May’s cheesy inspirational planner quote was “Bloom where you are planted.” (April’s was “Don’t forget to be awesome”, which I guess I accomplished by spending 50% of my month away from home, and making people jealous with my travels, because is it worth it to be awesome if no one notices? No. [Just kidding.]) Near the end of the month imposter syndrome became a very real thing for me and I had a few nights where I felt very discouraged about the state of my career path. It’s not even a career yet, it’s still just a path! A path where I know I need to be more thick-skinned and put myself out there, and be willing to face rejection. Which I guess is the same for anything that I might want to pursue. Thinking about it while writing this short paragraph has made me feel bad all over again so I think I’ll just stop here.
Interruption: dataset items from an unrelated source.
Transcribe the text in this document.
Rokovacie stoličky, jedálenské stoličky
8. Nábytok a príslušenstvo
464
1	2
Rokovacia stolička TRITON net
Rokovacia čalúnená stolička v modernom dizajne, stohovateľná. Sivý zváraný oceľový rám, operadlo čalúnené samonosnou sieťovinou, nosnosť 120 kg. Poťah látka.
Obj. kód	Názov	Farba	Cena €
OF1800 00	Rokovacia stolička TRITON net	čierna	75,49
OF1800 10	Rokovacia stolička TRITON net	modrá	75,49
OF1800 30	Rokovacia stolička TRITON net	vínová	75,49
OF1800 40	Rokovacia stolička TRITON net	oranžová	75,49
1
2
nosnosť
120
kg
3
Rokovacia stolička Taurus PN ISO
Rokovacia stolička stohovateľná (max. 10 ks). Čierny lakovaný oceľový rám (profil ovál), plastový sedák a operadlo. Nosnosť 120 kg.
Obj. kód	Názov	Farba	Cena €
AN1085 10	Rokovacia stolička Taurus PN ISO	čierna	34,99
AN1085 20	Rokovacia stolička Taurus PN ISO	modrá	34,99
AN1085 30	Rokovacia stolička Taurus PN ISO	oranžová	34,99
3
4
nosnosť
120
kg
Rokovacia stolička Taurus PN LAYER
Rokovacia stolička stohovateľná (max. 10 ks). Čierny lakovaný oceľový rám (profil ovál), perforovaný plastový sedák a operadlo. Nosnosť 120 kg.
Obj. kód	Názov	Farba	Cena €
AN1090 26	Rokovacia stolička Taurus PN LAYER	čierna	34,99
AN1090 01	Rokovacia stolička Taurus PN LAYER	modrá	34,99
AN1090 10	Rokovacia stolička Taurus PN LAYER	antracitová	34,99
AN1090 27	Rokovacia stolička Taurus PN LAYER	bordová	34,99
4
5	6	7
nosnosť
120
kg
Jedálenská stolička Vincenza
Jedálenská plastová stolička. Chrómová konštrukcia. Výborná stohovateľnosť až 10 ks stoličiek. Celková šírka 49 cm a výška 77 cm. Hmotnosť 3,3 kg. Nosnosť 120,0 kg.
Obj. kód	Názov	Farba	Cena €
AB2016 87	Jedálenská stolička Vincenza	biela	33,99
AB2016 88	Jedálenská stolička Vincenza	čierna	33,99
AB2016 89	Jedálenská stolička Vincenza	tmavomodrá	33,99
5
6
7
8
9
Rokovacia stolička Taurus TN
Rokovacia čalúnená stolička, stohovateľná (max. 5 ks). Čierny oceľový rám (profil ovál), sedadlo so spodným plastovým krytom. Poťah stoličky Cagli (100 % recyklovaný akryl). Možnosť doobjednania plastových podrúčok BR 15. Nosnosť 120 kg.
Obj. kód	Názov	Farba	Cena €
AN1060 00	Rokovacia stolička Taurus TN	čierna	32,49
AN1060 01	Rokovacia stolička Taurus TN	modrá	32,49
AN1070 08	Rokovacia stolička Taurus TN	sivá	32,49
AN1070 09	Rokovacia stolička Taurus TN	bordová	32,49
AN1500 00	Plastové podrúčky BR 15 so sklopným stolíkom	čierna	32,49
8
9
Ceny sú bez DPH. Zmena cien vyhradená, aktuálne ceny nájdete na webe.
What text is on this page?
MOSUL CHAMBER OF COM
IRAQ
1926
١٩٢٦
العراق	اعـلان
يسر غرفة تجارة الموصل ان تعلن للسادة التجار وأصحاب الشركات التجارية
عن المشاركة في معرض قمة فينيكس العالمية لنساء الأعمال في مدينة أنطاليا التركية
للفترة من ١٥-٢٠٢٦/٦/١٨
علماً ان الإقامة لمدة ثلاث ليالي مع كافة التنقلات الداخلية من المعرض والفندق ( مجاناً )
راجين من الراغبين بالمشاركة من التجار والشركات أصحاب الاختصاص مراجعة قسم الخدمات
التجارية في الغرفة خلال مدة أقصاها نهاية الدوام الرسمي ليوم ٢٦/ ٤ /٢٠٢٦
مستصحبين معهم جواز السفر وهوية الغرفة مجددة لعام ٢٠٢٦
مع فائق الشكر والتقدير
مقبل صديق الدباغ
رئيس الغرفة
I am looking forward to June and July, like always, because I love the summer. It always passes by too quickly but there’s just that feeling in the air of relaxation and taking things slow. My goals for the summer are to get back to reading more, cook more, and work on my portfolio and a demo reel! Wish me luck. It’s very possible that I will fall into a routine of putting around, alternating between half heartedly cleaning the house while spending too much time online and being a bum at home, and wandering around downtown at a constant risk of impulse shopping. Welcome to my Walnut Creek suburban queen life! I mean, it doesn’t sound that bad. The other day, I was whining to my dance teacher about just wanting to dance every day and she said, “do you need to get a real job?” (This was following a conversation about possibly taking on more responsibility at the dance studio.) And I thought, you know what, sometimes it’s really nice to not have a real job. But on the other hand, I want to be a productive member of society. So. Self-discipline and self-motivation this summer!
As a side note, I was thinking about my last cooking post and wanted to add that just earlier in this month I was questioning my own use of cultural appropriation during our Cinco de Mayo party. Instead of “bloom where you are planted” for the month of May the quote of the month should have been, “Is throwing a Cinco de Mayo party racist?!”